Farmers should not only be paid for agricultural produce but also recompensed for managing natural ecosystems and preserving downstream water, according to Emeritus Professor Bob Douglas AO.

Ecosystems such as forests, streams and wetlands provide humanity with various services such as clean water and air and maintain a liveable climate.

“The ability of natural systems to purify air and water has been severely weakened as human demand for food, fresh water, fibre and energy has grown,” says Professor Douglas. “As a result, a massive wave of species extinctions is underway and will continue unless human attitudes change profoundly.”

Professor Douglas says the services provided by natural ecosystems to protect against land salinisation, absorb carbon dioxide and purify water must be recognised urgently as both precious and limited.

“Significant areas of our agricultural land are either unprofitable or marginal economically,” he says. “We need to consider adopting schemes such as the US Conservation Reserve Program whereby farmers are paid not to farm some of their land and to devote it to other things such as preserving wetlands, establishing wildlife refuges and tree plantation.”

Professor Douglas said we should also consider such proposals such as “Greenleasing” whereby farmers could sublease sections of their land to be managed by consortia including urban investors.
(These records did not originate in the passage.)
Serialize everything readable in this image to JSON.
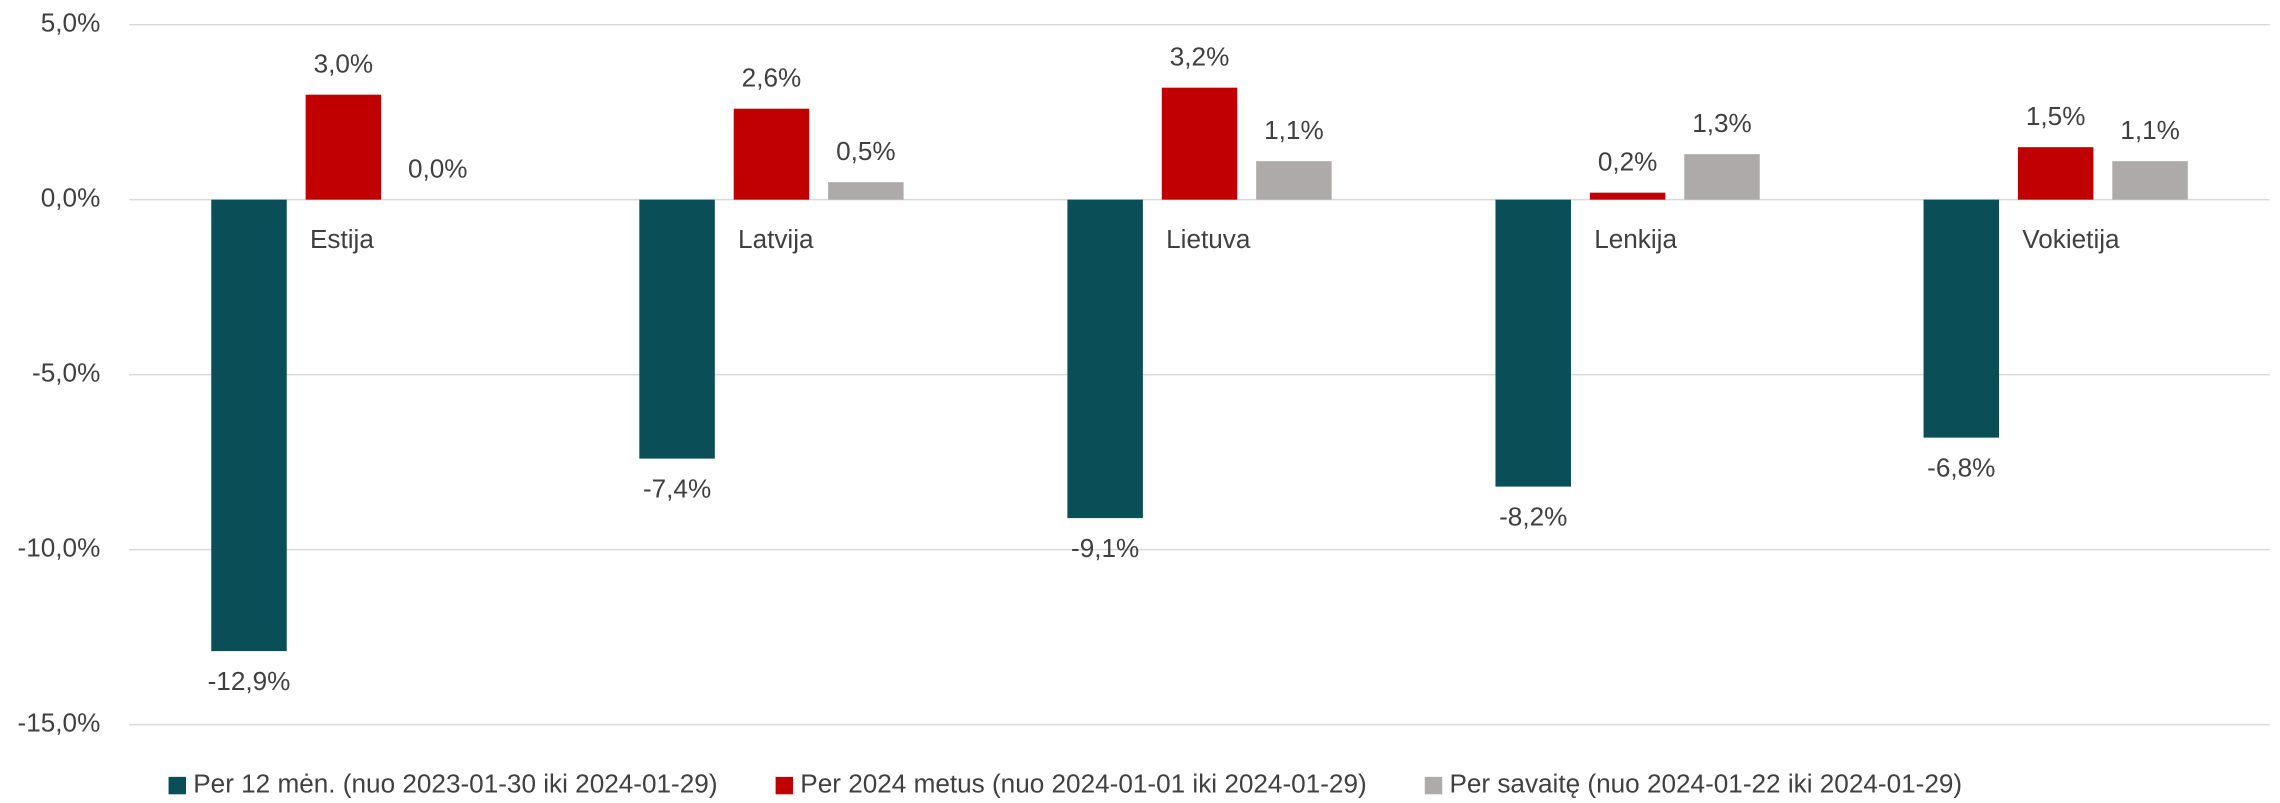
{
  "chart_data": {
    "type": "bar",
    "categories": [
      "Estija",
      "Latvija",
      "Lietuva",
      "Lenkija",
      "Vokietija"
    ],
    "series": [
      {
        "name": "Per 12 mėn. (nuo 2023-01-30 iki 2024-01-29)",
        "color": "#0a4f57",
        "values": [
          -12.9,
          -7.4,
          -9.1,
          -8.2,
          -6.8
        ],
        "value_labels": [
          "-12,9%",
          "-7,4%",
          "-9,1%",
          "-8,2%",
          "-6,8%"
        ]
      },
      {
        "name": "Per 2024 metus (nuo 2024-01-01 iki 2024-01-29)",
        "color": "#c00000",
        "values": [
          3.0,
          2.6,
          3.2,
          0.2,
          1.5
        ],
        "value_labels": [
          "3,0%",
          "2,6%",
          "3,2%",
          "0,2%",
          "1,5%"
        ]
      },
      {
        "name": "Per savaitę (nuo 2024-01-22 iki 2024-01-29)",
        "color": "#aeaaaa",
        "values": [
          0.0,
          0.5,
          1.1,
          1.3,
          1.1
        ],
        "value_labels": [
          "0,0%",
          "0,5%",
          "1,1%",
          "1,3%",
          "1,1%"
        ]
      }
    ],
    "ylim": [
      -15,
      5
    ],
    "yticks": [
      {
        "value": -15,
        "label": "-15,0%"
      },
      {
        "value": -10,
        "label": "-10,0%"
      },
      {
        "value": -5,
        "label": "-5,0%"
      },
      {
        "value": 0,
        "label": "0,0%"
      },
      {
        "value": 5,
        "label": "5,0%"
      }
    ],
    "grid": true,
    "legend": "bottom"
  }
}
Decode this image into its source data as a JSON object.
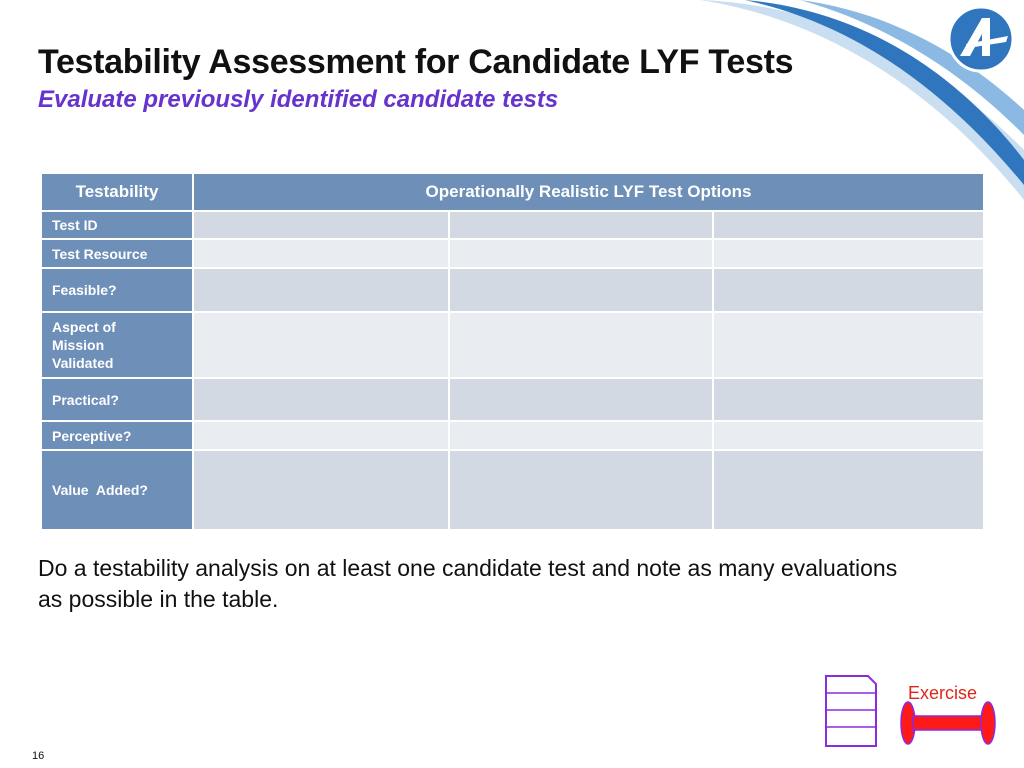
{
  "header": {
    "title": "Testability Assessment for Candidate LYF Tests",
    "subtitle": "Evaluate previously identified candidate tests"
  },
  "table": {
    "corner_header": "Testability",
    "options_header": "Operationally Realistic LYF Test Options",
    "rows": [
      {
        "label": "Test ID",
        "cells": [
          "",
          "",
          ""
        ]
      },
      {
        "label": "Test Resource",
        "cells": [
          "",
          "",
          ""
        ]
      },
      {
        "label": "Feasible?",
        "cells": [
          "",
          "",
          ""
        ]
      },
      {
        "label": "Aspect of Mission Validated",
        "cells": [
          "",
          "",
          ""
        ]
      },
      {
        "label": "Practical?",
        "cells": [
          "",
          "",
          ""
        ]
      },
      {
        "label": "Perceptive?",
        "cells": [
          "",
          "",
          ""
        ]
      },
      {
        "label": "Value  Added?",
        "cells": [
          "",
          "",
          ""
        ]
      }
    ]
  },
  "instruction": "Do a testability analysis on at least one candidate test and note as many evaluations as possible in the table.",
  "exercise_label": "Exercise",
  "page_number": "16",
  "colors": {
    "header_fill": "#6d8fb8",
    "cell_dark": "#d3d9e3",
    "cell_light": "#e9ecf1",
    "subtitle": "#6633cc",
    "exercise_red": "#e0261b",
    "icon_purple": "#8a2be2"
  }
}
These consortia would optimise the use of the land for ecosystem services. Such green-leased properties could employ some of the rural unemployed.
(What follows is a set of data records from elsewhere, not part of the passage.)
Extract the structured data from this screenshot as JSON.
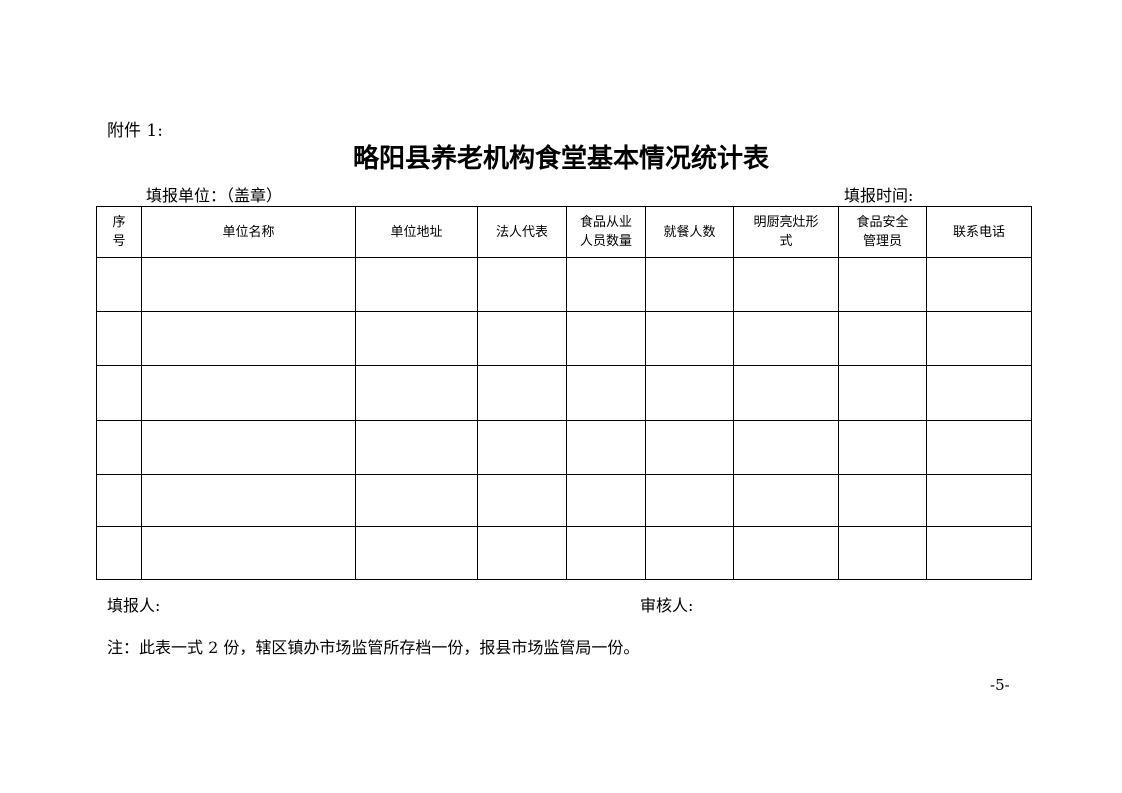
{
  "attachment_label": "附件 1:",
  "title": "略阳县养老机构食堂基本情况统计表",
  "fill_unit_label": "填报单位：（盖章）",
  "fill_time_label": "填报时间:",
  "table": {
    "headers": [
      "序\n号",
      "单位名称",
      "单位地址",
      "法人代表",
      "食品从业\n人员数量",
      "就餐人数",
      "明厨亮灶形\n式",
      "食品安全\n管理员",
      "联系电话"
    ],
    "rows": [
      [
        "",
        "",
        "",
        "",
        "",
        "",
        "",
        "",
        ""
      ],
      [
        "",
        "",
        "",
        "",
        "",
        "",
        "",
        "",
        ""
      ],
      [
        "",
        "",
        "",
        "",
        "",
        "",
        "",
        "",
        ""
      ],
      [
        "",
        "",
        "",
        "",
        "",
        "",
        "",
        "",
        ""
      ],
      [
        "",
        "",
        "",
        "",
        "",
        "",
        "",
        "",
        ""
      ],
      [
        "",
        "",
        "",
        "",
        "",
        "",
        "",
        "",
        ""
      ]
    ]
  },
  "filler_label": "填报人:",
  "reviewer_label": "审核人:",
  "note": "注：此表一式 2 份，辖区镇办市场监管所存档一份，报县市场监管局一份。",
  "page_number": "-5-"
}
“Green-leasing would lead to significant expansion of land set aside for preservation of biodiversity and provision of ecosystem services,” he says.

“And we also need to look at combining conservation with conventional agriculture through management and harvesting of native flora and fauna,” he says. “We need to develop new partnerships between landholders and indigenous groups, and to explore niche food markets based on Australia’s native food and vegetables.”

Professor Douglas will address a free public meeting in Canberra on Saturday 17 September at Havelock House, 85 Northbourne Avenue, Turner, at 3.30pm. All welcome.